Ein Bahnhof an einer so bedeutenden Stelle in Berlin, der täglich von so vielen Menschen aufgesucht wird, hat das Recht, repräsentativ zu sein, und die Pflicht, eine gute Orientierung zu garantieren. Er muss eine Identität stiften und ein architektonisches Zeichen setzen.

Ist er nicht eher ein technisches Zeichen?

Nein. Es ist schon die Symbiose von Architektur und Technik. Die Architektur wird zur Technik ausgebildet. Weiter geht es darum, die bestmögliche Orientierung, viel Tageslicht und Transparenz in dem Kreuzungsbahnhof und auf den Ebenen zu schaffen. Ein Bahnhof der Neuzeit muss zeigen – im Unterschied zu den alten Stationen mit ihren historisierenden Fassaden –, dass er ein Stück Technik ist, die mit unseren Städten funktioniert und diese miteinander verbindet. Durch die Konstruktion, insbesondere am Dach, kommt dies zum Ausdruck.

Kritik muss der Bahnhof bis dato – neben der zu großen Dimensionierung – vor allem städtebaulich einstecken. Als gläserner Koloss im Niemandsland wurde er abgekanzelt. Ist er das Raumschiff im Spreebogen?
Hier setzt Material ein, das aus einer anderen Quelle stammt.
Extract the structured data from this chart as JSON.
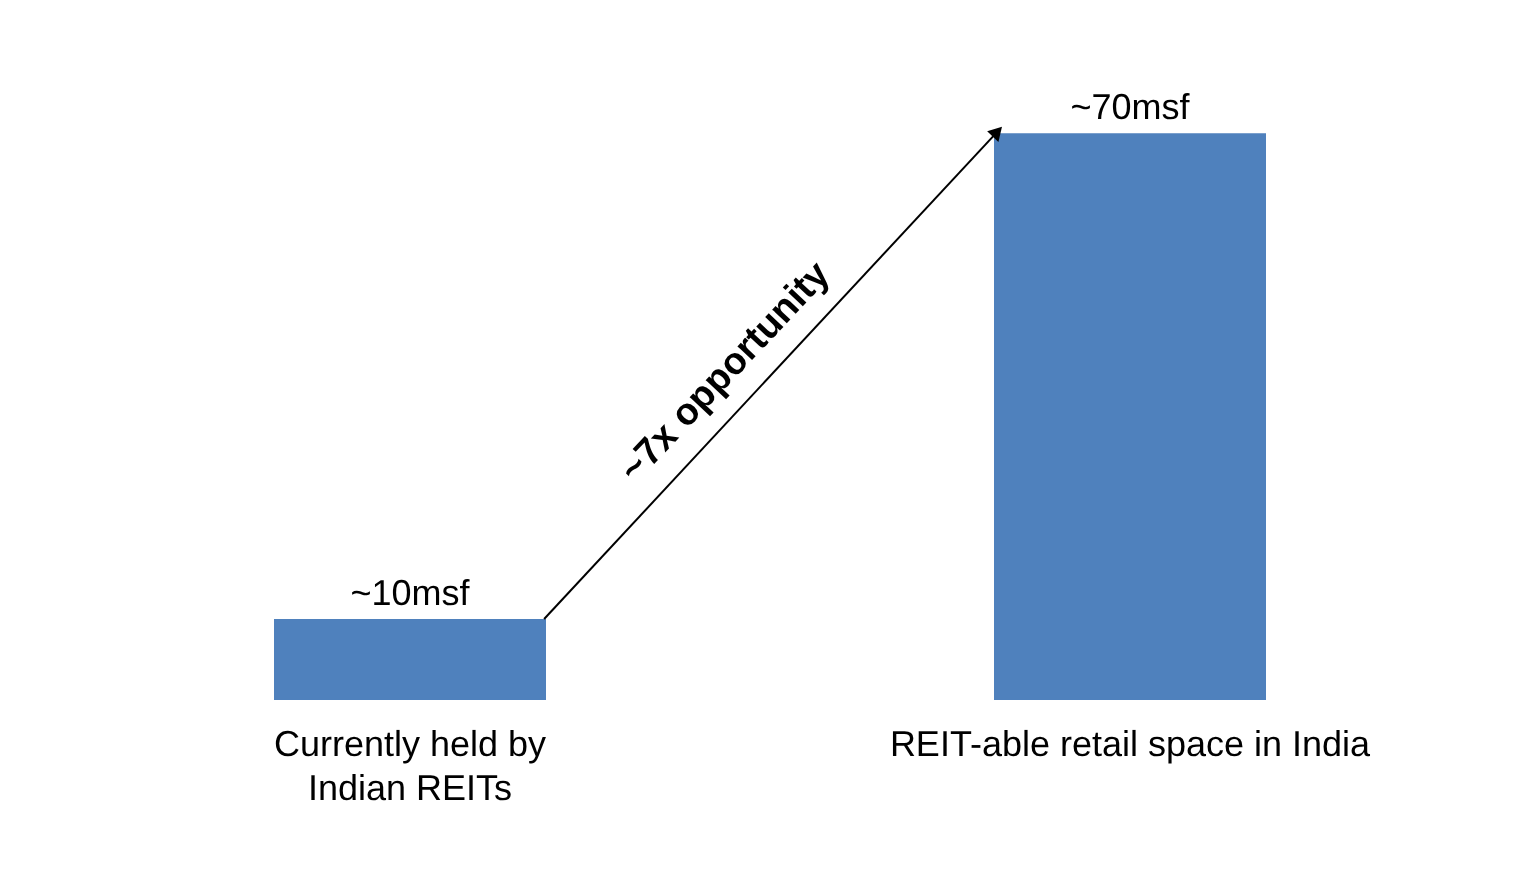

Klar, er liegt noch quasi in der Wüste am Rande des Regierungsviertels. Aber von Anbeginn des Wettbewerbs sind wir davon ausgegangen, dass es ein verdichtetes starkes urbanes Umfeld dort geben wird. Das ist auch nach wie vor vorgesehen, dafür gibt es einen bestehenden Masterplan. Dass all die Bauten in den vergangenen zehn Jahren nicht entstanden sind, liegt sicher an den Marktverhältnissen und den hohen Berliner Leerständen im Immobilienbereich. Sicher hat auch die große Baustelle des Bahnhofs dazu beigetragen, dass kein anderer dort baut. Aber ich bin mir sicher, dass das jetzt kommt. Genau genommen liegt der Bahnhof ja in der Mitte Berlins: vom Bahnsteig aus sieht man die Charité, den Reichstag, den Potsdamer Platz oder das Kanzleramt. Das gibt das Gefühl, sich im Zentrum Berlin zu befinden.